Respondamos todos a los independentistas

Ciertamente, como dice el máster de sabuesos Marcello, el debate  político en España es una desolación que se mueve entre el absurdo y la irrelevancia, más propio de una comedia de Miguel Mihura que de un país europeo con una relevante historia.

Esta inconsistencia de los actores principales de la oposición sucede  mientras la canciller Merkel advierte que Europa no podrá contar con sus aliados de Estados Unidos y Gran Bretaña, tras la cumbre el G7 y la secuencia de atentados indiscriminados del yihadismo patentado por el Estado Islámico se cobra víctimas  teenagers en Manchester, generando una amenaza real y constante ante cualquier acontecimiento.

Empezando por la derecha geográfica de España, el espectáculo  de Puigdemont  y los conmilitones independentistas podría describirse como ridículo, si no fuera porque están jugando con la estabilidad del país y de tantos ciudadanos que viven, trabajan o tienen  a familiares, amigo o intereses en Cataluña. Empresarios, trabajadores,  funcionarios, profesionales, estudiantes, pensionistas o simplemente ciudadanos que observan con preocupación el modelo de ruptura que pretenden imponernos los independentistas, resultado de un ejercicio de acoso y descalificación a quienes no comparten su pretensión. Es radicalmente faso que haya una voluntad de diálogo en los secesionistas. Solo de imposición a los catalanes no independentistas y a todos los españoles.

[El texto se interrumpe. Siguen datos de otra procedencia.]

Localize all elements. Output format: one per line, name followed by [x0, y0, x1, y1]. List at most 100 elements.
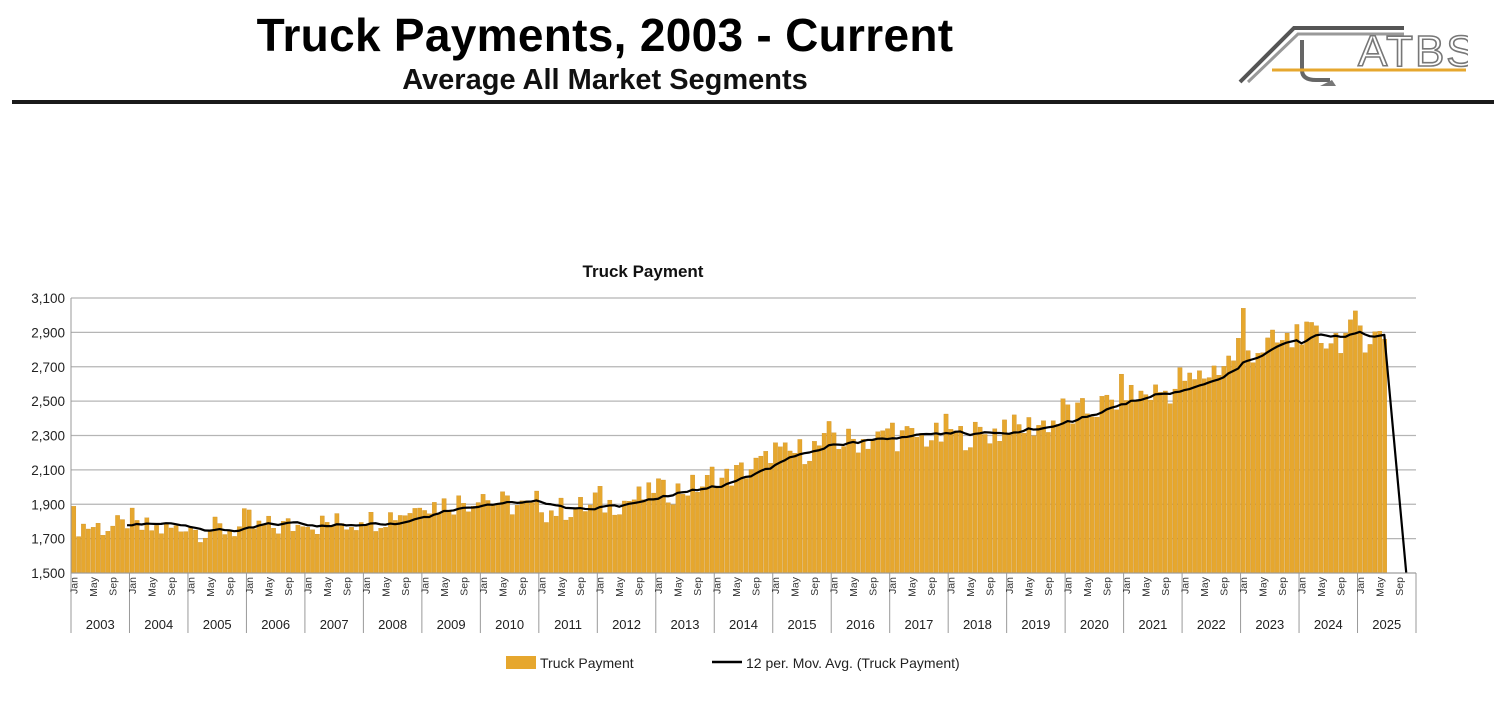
- year-label: 2017: [904, 617, 933, 632]
- month-tick-label: Jan: [419, 577, 431, 594]
- bar: [164, 522, 169, 574]
- bar: [1328, 343, 1334, 574]
- bar: [1104, 394, 1110, 574]
- bar: [1309, 322, 1314, 574]
- month-tick-label: May: [146, 576, 158, 597]
- bar: [173, 525, 179, 574]
- bar: [188, 526, 193, 574]
- bar: [1289, 347, 1295, 574]
- bar: [807, 460, 812, 574]
- bar: [1172, 388, 1178, 574]
- bar: [914, 437, 920, 574]
- bar: [203, 537, 208, 574]
- bar: [324, 522, 330, 574]
- y-tick-label: 3,100: [31, 291, 65, 306]
- month-tick-label: May: [614, 576, 626, 597]
- bar: [76, 536, 81, 574]
- month-tick-label: Jan: [1296, 577, 1308, 594]
- month-tick-label: Sep: [107, 577, 119, 596]
- year-label: 2007: [320, 617, 349, 632]
- bar: [1304, 321, 1309, 574]
- month-tick-label: Jan: [302, 577, 314, 594]
- bar: [933, 422, 939, 574]
- month-tick-label: Sep: [1043, 577, 1055, 596]
- bar: [982, 434, 988, 574]
- bar: [368, 512, 374, 574]
- bar: [490, 504, 496, 574]
- y-tick-label: 1,700: [31, 532, 65, 547]
- month-tick-label: Sep: [283, 577, 295, 596]
- bar: [778, 446, 783, 574]
- month-tick-label: May: [1257, 576, 1269, 597]
- bar: [193, 529, 198, 574]
- bar: [549, 510, 554, 574]
- bar: [846, 428, 851, 574]
- bar: [704, 475, 710, 574]
- bar: [358, 522, 364, 574]
- bar: [1089, 416, 1095, 574]
- year-label: 2009: [437, 617, 466, 632]
- bar: [1236, 338, 1241, 574]
- page-subtitle: Average All Market Segments: [402, 64, 808, 96]
- bar: [1348, 319, 1353, 574]
- bar: [1002, 419, 1007, 574]
- bar: [1041, 420, 1046, 574]
- bar: [719, 477, 725, 574]
- bar: [1163, 390, 1168, 574]
- month-tick-label: May: [497, 576, 509, 597]
- bar: [276, 533, 281, 574]
- bar: [95, 523, 101, 574]
- bar: [1070, 423, 1076, 574]
- bar: [271, 527, 276, 574]
- bar: [782, 442, 788, 574]
- year-label: 2012: [612, 617, 641, 632]
- bar: [1241, 308, 1246, 574]
- moving-average-series: [127, 330, 1408, 574]
- bar: [198, 542, 203, 574]
- bar: [144, 517, 150, 574]
- bar: [149, 530, 154, 574]
- bar: [349, 527, 354, 574]
- month-tick-label: Jan: [1121, 577, 1133, 594]
- bar: [700, 486, 705, 574]
- bar: [110, 525, 116, 574]
- month-tick-label: Sep: [1102, 577, 1114, 596]
- bar: [1226, 355, 1231, 574]
- bar: [285, 518, 291, 574]
- bar: [1211, 365, 1217, 574]
- month-tick-label: Jan: [68, 577, 80, 594]
- bar: [524, 500, 530, 574]
- bar: [393, 520, 398, 574]
- bar: [505, 495, 510, 574]
- bar: [388, 512, 393, 574]
- year-label: 2024: [1314, 617, 1343, 632]
- bar: [378, 528, 384, 574]
- bar: [1362, 352, 1368, 574]
- year-label: 2025: [1372, 617, 1401, 632]
- bar: [1323, 348, 1329, 574]
- month-tick-label: May: [380, 576, 392, 597]
- bar: [1050, 420, 1056, 574]
- month-tick-label: Jan: [829, 577, 841, 594]
- bar: [334, 513, 340, 574]
- bar: [1245, 350, 1251, 574]
- bar: [168, 527, 174, 574]
- year-label: 2014: [729, 617, 758, 632]
- y-tick-label: 1,900: [31, 497, 65, 512]
- bar: [880, 430, 885, 574]
- page-header: Truck Payments, 2003 - Current Average A…: [0, 0, 1497, 108]
- year-label: 2006: [261, 617, 290, 632]
- bar: [1250, 362, 1256, 574]
- bar: [1206, 377, 1212, 574]
- bar: [563, 519, 569, 574]
- bar: [1284, 332, 1290, 574]
- month-tick-label: Jan: [946, 577, 958, 594]
- bar: [90, 527, 96, 574]
- bar: [222, 534, 228, 574]
- month-tick-label: Jan: [185, 577, 197, 594]
- bar: [105, 531, 111, 574]
- month-tick-label: May: [965, 576, 977, 597]
- bar: [1011, 414, 1017, 574]
- bar: [1167, 403, 1173, 574]
- bar: [1260, 352, 1266, 574]
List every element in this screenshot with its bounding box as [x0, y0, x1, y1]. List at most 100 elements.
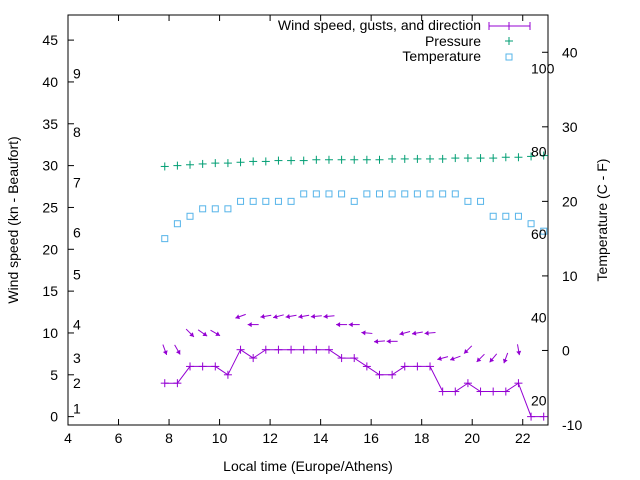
pressure-point	[375, 155, 384, 164]
beaufort-label: 4	[73, 317, 81, 333]
x-tick-label: 8	[165, 430, 173, 446]
beaufort-label: 3	[73, 350, 81, 366]
gust-arrow	[323, 313, 335, 319]
fahrenheit-label: 40	[531, 310, 547, 326]
pressure-point	[160, 162, 169, 171]
y-tick-label: 5	[50, 367, 58, 383]
temperature-point	[413, 190, 421, 198]
temperature-point	[350, 197, 358, 205]
temperature-point	[502, 212, 510, 220]
pressure-point	[463, 154, 472, 163]
wind-speed-point	[375, 370, 384, 379]
pressure-point	[527, 152, 536, 161]
gust-arrow	[411, 330, 423, 336]
x-tick-label: 4	[64, 430, 72, 446]
wind-speed-point	[173, 379, 182, 388]
temperature-point	[464, 197, 472, 205]
temperature-point	[173, 220, 181, 228]
x-tick-label: 14	[313, 430, 329, 446]
pressure-point	[451, 154, 460, 163]
temperature-point	[477, 197, 485, 205]
wind-speed-point	[514, 379, 523, 388]
beaufort-label: 2	[73, 375, 81, 391]
temperature-point	[363, 190, 371, 198]
temperature-point	[237, 197, 245, 205]
x-tick-label: 20	[464, 430, 480, 446]
temperature-point	[274, 197, 282, 205]
gust-arrow	[489, 353, 498, 363]
gust-arrow	[424, 330, 436, 336]
pressure-point	[223, 159, 232, 168]
y-tick-label: 30	[42, 158, 58, 174]
wind-speed-point	[539, 412, 548, 421]
gust-arrow	[260, 314, 272, 319]
pressure-point	[362, 155, 371, 164]
wind-speed-point	[489, 387, 498, 396]
wind-speed-point	[223, 370, 232, 379]
beaufort-label: 1	[73, 400, 81, 416]
gust-arrow	[437, 356, 449, 361]
wind-speed-point	[337, 354, 346, 363]
wind-speed-point	[312, 345, 321, 354]
temperature-point	[540, 227, 548, 235]
legend-label-wind: Wind speed, gusts, and direction	[278, 17, 481, 33]
beaufort-label: 6	[73, 225, 81, 241]
temperature-point	[249, 197, 257, 205]
wind-speed-point	[350, 354, 359, 363]
gust-arrow	[210, 329, 221, 337]
gust-arrow	[449, 355, 461, 361]
wind-speed-point	[198, 362, 207, 371]
beaufort-label: 7	[73, 174, 81, 190]
y-axis-label: Wind speed (kn - Beaufort)	[5, 136, 21, 303]
gust-arrow	[285, 314, 297, 319]
pressure-point	[312, 155, 321, 164]
plot-frame	[67, 14, 549, 426]
gust-arrow	[336, 322, 348, 328]
gust-arrow	[463, 345, 473, 354]
y-tick-label: 15	[42, 283, 58, 299]
wind-speed-point	[388, 370, 397, 379]
x-tick-label: 6	[115, 430, 123, 446]
gust-arrow	[373, 338, 386, 344]
pressure-point	[438, 154, 447, 163]
pressure-point	[261, 157, 270, 166]
wind-speed-point	[211, 362, 220, 371]
gust-arrow	[247, 322, 259, 328]
pressure-point	[211, 159, 220, 168]
wind-speed-point	[527, 412, 536, 421]
beaufort-label: 9	[73, 66, 81, 82]
fahrenheit-label: 100	[531, 61, 555, 77]
x-tick-label: 16	[363, 430, 379, 446]
wind-speed-point	[451, 387, 460, 396]
gust-arrow	[361, 330, 373, 336]
y-tick-label: 0	[50, 409, 58, 425]
x-axis-label: Local time (Europe/Athens)	[223, 458, 393, 474]
temperature-point	[489, 212, 497, 220]
temperature-point	[287, 197, 295, 205]
legend-label-temperature: Temperature	[402, 48, 481, 64]
gust-arrow	[185, 328, 195, 338]
temperature-point	[161, 235, 169, 243]
pressure-point	[400, 154, 409, 163]
y2-tick-label: 10	[562, 268, 578, 284]
y-tick-label: 45	[42, 32, 58, 48]
temperature-point	[300, 190, 308, 198]
pressure-point	[299, 156, 308, 165]
wind-speed-point	[287, 345, 296, 354]
y2-tick-label: 40	[562, 44, 578, 60]
pressure-point	[489, 154, 498, 163]
y2-tick-label: -10	[562, 417, 582, 433]
x-tick-label: 10	[212, 430, 228, 446]
y-tick-label: 25	[42, 199, 58, 215]
pressure-point	[476, 154, 485, 163]
wind-speed-point	[438, 387, 447, 396]
gust-arrow	[348, 322, 360, 328]
wind-speed-point	[463, 379, 472, 388]
pressure-point	[337, 155, 346, 164]
fahrenheit-label: 80	[531, 143, 547, 159]
temperature-point	[439, 190, 447, 198]
pressure-point	[539, 151, 548, 160]
y-tick-label: 20	[42, 241, 58, 257]
temperature-point	[401, 190, 409, 198]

Bajo la apariencia de un proceso sustentado en la voluntad democrática de los catalanes – sin mayoría acreditada- y en una Historia que se falsifica sistemáticamente, el independentismo sostiene parlamentariamente a Convergencia, el partido de Pujol y su familia, hoy disimulado bajo las siglas PD de Cat. La escalada independentista no  es más que el método para encubrir e indultar el saqueo estructurado que durante años se ha practicado en Cataluña, tolerado como peaje por su colaboración con la Constitución de 1978.Un colaboración que, cuando ha transcendido  la realidad de la corrupción que subyacía en el pacto catalán –nacionalismo sin terrorismo-, está rota.

El denominado proceso de Cataluña toma impulso con la reforma del Estatuto pactada por el  Gobierno del PSOE  presidido por Zapatero,  momento en el que se le aporta un contenido jurídico relevante cuando los socialistas dan su conformidad al principio de bilateralidad en la relación Estado-Cataluña. A partir de la aprobación de la reforma estatutaria,  los catalanes solo se reconocen como parte de España en base a una voluntad paccionada que es reversible y revisable.

Por tanto, la misma voluntad  puede iniciar el proceso de secesión que conduce a la desconexión.

Puigdemont y los independentistas solo reconocen al Gobierno de Rajoy capacidad para pactar la fecha del referéndum, el calendario de desconexión y el acuerdo de liquidación. Coreado por la prensa afín, la estrategia del independentismo  ha sido hábil: 1.Conseguir que se instale en la opinión pública la tesis de que se está larvando un choque de trenes imputable al tancredismo de Rajoy. 2. Relativizar cualquier otra cuestión de Gobierno o de corrupción en Cataluña en el marco independentista, bajo cuyo mantra todo se diluye.

Ambas premisas son pos verdades, es decir  corrupciones de la verdad.

El Gobierno de Rajoy ha respondido en una primera fase, con una estrategia jurídica exclusivamente preventiva. Y en esta legislatura, desposeído de la mayoría absoluta, con un intento acercamiento político, reflejado en las reuniones de la Vicepresidenta con el líder de ERC, Oriol Junquera, la mano que mece la cuna. En los dos momentos el Gobierno ha protegido los servicios públicos que se prestan a los ciudadanos catalanes  – al borde de una autentica suspensión de pagos- a través de las líneas de financiación del Fondo de liquidez Autonómico.

El  reto del listón de los independentistas va subiendo cada cierto tiempo para mantener el encendido el fuego purificador. No podía ser de otra manera. Ello contribuye a mantener el riesgo de la estabilidad política y perjudica a todo el país, no solo a Cataluña. Un riesgo que podría hacer descarrilar la recuperación económica que es una realidad afortunadamente en términos de empleo, de financiación y de entrada de capitales.

El desvarío independentista nos concierne a todos, no solo a los catalanes. Todos tenemos una cuota de propiedad en Cataluña. La iniciativa del Gobierno de Rajoy  de invitar  Puigdemont a un debate en el Congreso de los Diputados es muy acertada y debería darle continuidad e impulsar  la propuesta.

Un debate en el Congreso, en la sede de la soberanía popular, con Puigdemont o sin él, sobre el reto independentista de Cataluña, sería la primera respuesta que las Instituciones del  Estado  deberían dar. Impulsar la implicación de toda la sociedad civil en la respuesta. No solo la de los empresarios catalanes.